Sarah: "I'm just having fun here."
Emily: "I like this Sarah!"
Emily on Martin Luther: "He thought he was the stuff."
PET: "You would too if you got to wear a cool hat like that!"
Sarah (out of the blue): "Can a nun be a surrogate mother?"
PET: "You can prophesy on the drums. You can speak the heart of God by beating something."
PET: "God responds to a true heart of worship."
Hunter F.: "I thought it said making of bacon but it says making of deacons."
Josiah: "I wanna go to that church!"
PET: "Every revival has its own soundtrack."
PET during songwriting: "How about blow instead of fall because winds don't fall."
Emily: "Rains do."
PET: "And people."
PET: "Who wants to come up with a melody."
Emily: "Oh! Oh! Me! Oh!"
PET: "Is that your melody? 'Oh oh me oh?'"
Emily: "Ohhh! So it's obo, not hobo!"
PET: "You get a great cello player in worship, God will come and sit on the front row."
PET on sneezing: "Just do it, man. Blow your glasses off."
PET: "We can't let other people who are stick in the muds dictate who we are in Christ."
JoAnn: "I just have instrumental turrets."
David's Tabernacle with Pastor Kathy Gray (PKG) and Heather Eschenbaum (HE)
HE: "[Pinterest] is the most covetous website I've ever seen! I want that and I want that, but I'm not going to do anything about it."
PKG: "There can be spiritual death and you might not even know it."
PKG: "Don't ever name your kid Annanis! Or Sapphira! Go with something simple, like Kathy or Steve."
PKG: "Guard the ark. Guard His presence by guarding your heart."
Emily: "I didn't want to scream at you. I was like, she might smite me."
HE: "So, you threw your friend under the bus."
HE: "Prophesy means nothing because most people forfeit their anointing. Prophesy is just there to torment you later on what you didn't do."
PKG: "If you don't read the word, you can't be prophetic."
PKG: "You've gotta have the anointing of God to rule yourself."

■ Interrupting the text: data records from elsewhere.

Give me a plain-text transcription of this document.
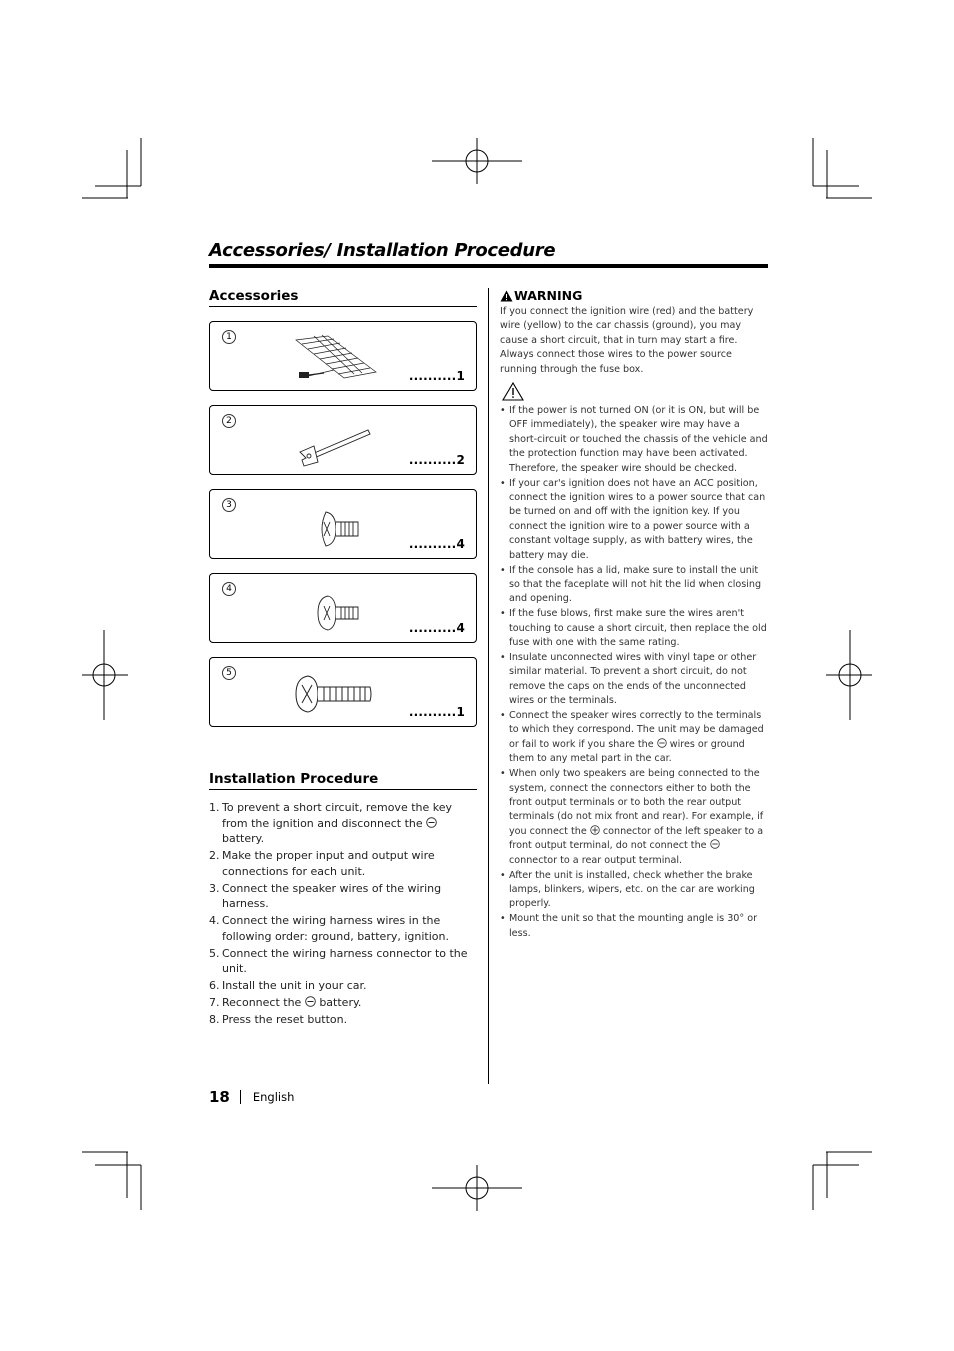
Accessories/ Installation Procedure
Accessories
1
..........1
2
..........2
3
..........4
4
..........4
5
..........1
Installation Procedure
1. To prevent a short circuit, remove the key from the ignition and disconnect the  battery.
2. Make the proper input and output wire connections for each unit.
3. Connect the speaker wires of the wiring harness.
4. Connect the wiring harness wires in the following order: ground, battery, ignition.
5. Connect the wiring harness connector to the unit.
6. Install the unit in your car.
7. Reconnect the battery.
8. Press the reset button.
WARNING

If you connect the ignition wire (red) and the battery wire (yellow) to the car chassis (ground), you may cause a short circuit, that in turn may start a fire. Always connect those wires to the power source running through the fuse box.

• If the power is not turned ON (or it is ON, but will be OFF immediately), the speaker wire may have a short-circuit or touched the chassis of the vehicle and the protection function may have been activated. Therefore, the speaker wire should be checked.
• If your car's ignition does not have an ACC position, connect the ignition wires to a power source that can be turned on and off with the ignition key. If you connect the ignition wire to a power source with a constant voltage supply, as with battery wires, the battery may die.
• If the console has a lid, make sure to install the unit so that the faceplate will not hit the lid when closing and opening.
• If the fuse blows, first make sure the wires aren't touching to cause a short circuit, then replace the old fuse with one with the same rating.
• Insulate unconnected wires with vinyl tape or other similar material. To prevent a short circuit, do not remove the caps on the ends of the unconnected wires or the terminals.
• Connect the speaker wires correctly to the terminals to which they correspond. The unit may be damaged or fail to work if you share the wires or ground them to any metal part in the car.
• When only two speakers are being connected to the system, connect the connectors either to both the front output terminals or to both the rear output terminals (do not mix front and rear). For example, if you connect the connector of the left speaker to a front output terminal, do not connect the  connector to a rear output terminal.
• After the unit is installed, check whether the brake lamps, blinkers, wipers, etc. on the car are working properly.
• Mount the unit so that the mounting angle is 30° or less.
18 English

HE: "You search for the caramel. Search, search, search. [A box of chocolates] is like dating! Search, search, search for the caramel. Get a coconut. Search, search, search."
HE: "I'll tell you about my experience of singing in church. Other stuff will probably come out. You know how I am."
PKG: "You lead by your life. You don't lead by holding a microphone."
PKG: "There's plenty of consequences to being an idiot in God."
PKG: "The way to win is to give thanks unto the Lord."
HE: "If you want your songs to be better, work on your relationship."
HE: "If you believe in the Kingdom and aren't singing, you're being stolen from."
HE: "You need to think of singing as a gun."
HE: "When you have to push for the things of God, you change."
HE: "Why don't we [sing] now or else you wont hear anything else I teach."
HE: "A spirit-filled person is a singing person. Musical ability has little to do with it."
HE: "Take every weapon that's given to you and do something with it."
PKG: "Mercy is God's love in action."
PKG: "When you're appointed, you're anointed."
PKG: "Fasten your spiritual seat belts!"
PKG: "I could never be an Uber driver. I couldn't handle the app. Why does it need an app?!"
PKG: "If you want words to say to God, you have to have His word in you."
HE: "Don't expect to reap things you won't participate in."
HE: "You need to faceplant yourself into the Word of God."
HE: "We think we are Mr. T in the Spirit, but no! We are Fat Albert!"
HE: "No, you worship with your hands and I'd like to take them away. You're waving them around like you're landing planes!"
PKG: "When you're in the presence of the Lord, that's when you're most creative."
Hunter F.: "It smells like chili in here."
Caila: "Ugh. Bodies. (sprays Febreeze)."
Hunter F.: "Sarah! Don't eat the Febreeze!"
PKG: "Rejoicing has nothing to do with what's going on around us."
PKG: "Frisking and frolicking in the Lord! Isn't that good!"
PKG: "It'dd be cool to show 'em what it's all about. We don't need hot dogs and beer to shout!"
JoAnn: "I'm not using real gold though. I'm using cardboard."
PKG: "We can only implement what we understand."
PKG: "We have the right to the light of life. We have the right to joy."
HE: "You need to live Biblical proportions."
HE: "Push yourself! Stop being pansies! I say that with love."
HE on 'shiggaion': "It sound like 'shenanigans' but it's not."
HE: "When the masses come, you will not have time to be ministered to. You'll be the Levites."